L’imagination, constamment excitée à Weimar par l’entretien des poètes, éprouvait moins le besoin des distractions extérieures; ces distractions soulagent du fardeau de l’existence, mais elles en dissipent souvent les forces. On menait dans cette campagne, appelée ville, une vie régulière, occupée et sérieuse; on pouvait s’en fatiguer quelquefois, mais on n’y dégradait pas son esprit par des intérêts futiles et vulgaires; et si l’on manquait de plaisirs, on ne sentait pas du moins déchoir ses facultés.

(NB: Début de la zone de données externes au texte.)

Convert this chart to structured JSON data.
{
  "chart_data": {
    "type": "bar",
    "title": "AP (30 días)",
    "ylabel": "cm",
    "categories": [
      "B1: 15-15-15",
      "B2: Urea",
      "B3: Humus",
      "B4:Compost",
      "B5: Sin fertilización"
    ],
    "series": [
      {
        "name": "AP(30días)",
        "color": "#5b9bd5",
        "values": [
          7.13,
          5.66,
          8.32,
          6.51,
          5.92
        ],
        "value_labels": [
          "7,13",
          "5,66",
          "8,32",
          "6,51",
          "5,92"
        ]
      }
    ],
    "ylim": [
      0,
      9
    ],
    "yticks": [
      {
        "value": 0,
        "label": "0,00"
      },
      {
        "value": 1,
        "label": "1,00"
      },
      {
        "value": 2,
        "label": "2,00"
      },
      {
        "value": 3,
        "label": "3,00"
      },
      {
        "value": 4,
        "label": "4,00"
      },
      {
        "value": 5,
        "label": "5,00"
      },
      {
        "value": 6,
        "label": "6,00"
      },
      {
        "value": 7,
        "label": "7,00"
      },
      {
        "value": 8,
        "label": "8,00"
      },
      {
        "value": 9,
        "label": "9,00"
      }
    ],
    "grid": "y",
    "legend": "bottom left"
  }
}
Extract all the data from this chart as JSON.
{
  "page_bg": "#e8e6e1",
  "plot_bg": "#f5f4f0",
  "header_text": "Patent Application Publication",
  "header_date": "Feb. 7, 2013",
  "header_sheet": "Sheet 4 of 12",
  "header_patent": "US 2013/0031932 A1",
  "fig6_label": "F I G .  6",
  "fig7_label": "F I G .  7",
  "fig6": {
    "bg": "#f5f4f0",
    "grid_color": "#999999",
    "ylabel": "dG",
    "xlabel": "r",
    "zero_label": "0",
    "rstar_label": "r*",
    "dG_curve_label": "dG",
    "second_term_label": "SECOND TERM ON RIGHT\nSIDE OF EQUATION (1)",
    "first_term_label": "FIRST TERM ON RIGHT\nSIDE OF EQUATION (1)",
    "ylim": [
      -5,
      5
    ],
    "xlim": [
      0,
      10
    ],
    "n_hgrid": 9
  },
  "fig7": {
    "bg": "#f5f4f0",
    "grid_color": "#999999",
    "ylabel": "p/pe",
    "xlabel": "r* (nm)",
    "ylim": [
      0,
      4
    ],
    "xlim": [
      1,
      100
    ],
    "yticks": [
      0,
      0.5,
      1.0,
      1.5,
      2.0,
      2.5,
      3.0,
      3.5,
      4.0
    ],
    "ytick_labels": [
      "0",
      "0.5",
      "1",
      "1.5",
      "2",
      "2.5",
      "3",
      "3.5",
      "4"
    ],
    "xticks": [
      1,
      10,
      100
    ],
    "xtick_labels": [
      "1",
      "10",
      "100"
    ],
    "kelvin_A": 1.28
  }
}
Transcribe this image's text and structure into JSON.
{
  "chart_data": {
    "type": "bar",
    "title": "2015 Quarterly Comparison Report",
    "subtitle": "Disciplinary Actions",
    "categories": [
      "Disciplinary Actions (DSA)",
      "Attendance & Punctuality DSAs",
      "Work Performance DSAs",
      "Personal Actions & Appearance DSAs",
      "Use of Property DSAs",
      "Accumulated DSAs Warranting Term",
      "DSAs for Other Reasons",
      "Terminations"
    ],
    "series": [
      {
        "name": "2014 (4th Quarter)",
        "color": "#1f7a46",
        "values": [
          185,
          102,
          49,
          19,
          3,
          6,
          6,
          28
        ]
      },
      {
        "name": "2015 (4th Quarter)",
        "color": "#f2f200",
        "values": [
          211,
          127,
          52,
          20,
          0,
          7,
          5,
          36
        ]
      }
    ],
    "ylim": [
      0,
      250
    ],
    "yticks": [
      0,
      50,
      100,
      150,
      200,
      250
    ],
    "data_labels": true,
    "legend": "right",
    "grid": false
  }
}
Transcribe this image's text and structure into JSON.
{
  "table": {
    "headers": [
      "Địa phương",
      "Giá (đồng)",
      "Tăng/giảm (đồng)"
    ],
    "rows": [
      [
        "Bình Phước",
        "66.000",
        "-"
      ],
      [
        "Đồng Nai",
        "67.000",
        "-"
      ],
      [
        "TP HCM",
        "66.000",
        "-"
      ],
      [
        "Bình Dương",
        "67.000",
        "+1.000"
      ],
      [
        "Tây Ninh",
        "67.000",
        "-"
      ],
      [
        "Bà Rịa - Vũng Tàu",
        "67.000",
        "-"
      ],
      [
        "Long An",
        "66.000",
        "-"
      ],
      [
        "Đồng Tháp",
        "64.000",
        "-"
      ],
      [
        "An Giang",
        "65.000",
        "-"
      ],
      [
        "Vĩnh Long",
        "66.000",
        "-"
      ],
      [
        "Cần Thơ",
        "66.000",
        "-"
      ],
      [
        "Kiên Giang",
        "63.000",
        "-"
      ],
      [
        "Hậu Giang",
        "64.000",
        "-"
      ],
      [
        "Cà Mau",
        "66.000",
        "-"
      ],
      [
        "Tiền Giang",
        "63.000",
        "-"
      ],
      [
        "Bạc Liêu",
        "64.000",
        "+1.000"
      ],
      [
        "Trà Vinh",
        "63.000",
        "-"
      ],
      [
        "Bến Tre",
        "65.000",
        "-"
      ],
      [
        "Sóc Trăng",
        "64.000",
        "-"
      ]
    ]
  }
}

Le seul luxe du prince, c’est un jardin ravissant, et on lui sait gré de cette jouissance populaire, qu’il partage avec tous les habitants de la ville. Le théâtre, dont je parlerai dans la seconde partie de cet ouvrage, est dirigé par le plus grand poète de l’Allemagne, Gœthe; et ce spectacle intéresse assez tout le monde pour préserver de ces assemblées qui mettent en évidence les ennuis cachés. On appelait Weimar l’Athènes de l’Allemagne, et c’était, en effet, le seul lieu dans lequel l’intérêt des beaux-arts fût pour ainsi dire national, et servît de lien fraternel entre les rangs divers. Une cour libérale recherchait habituellement la société des hommes de lettres; et la littérature gagnait singulièrement à l’influence du bon goût qui régnait dans cette cour. L’on pouvait juger, par ce petit cercle, du bon effet que produirait en Allemagne un tel mélange, s’il était généralement adopté.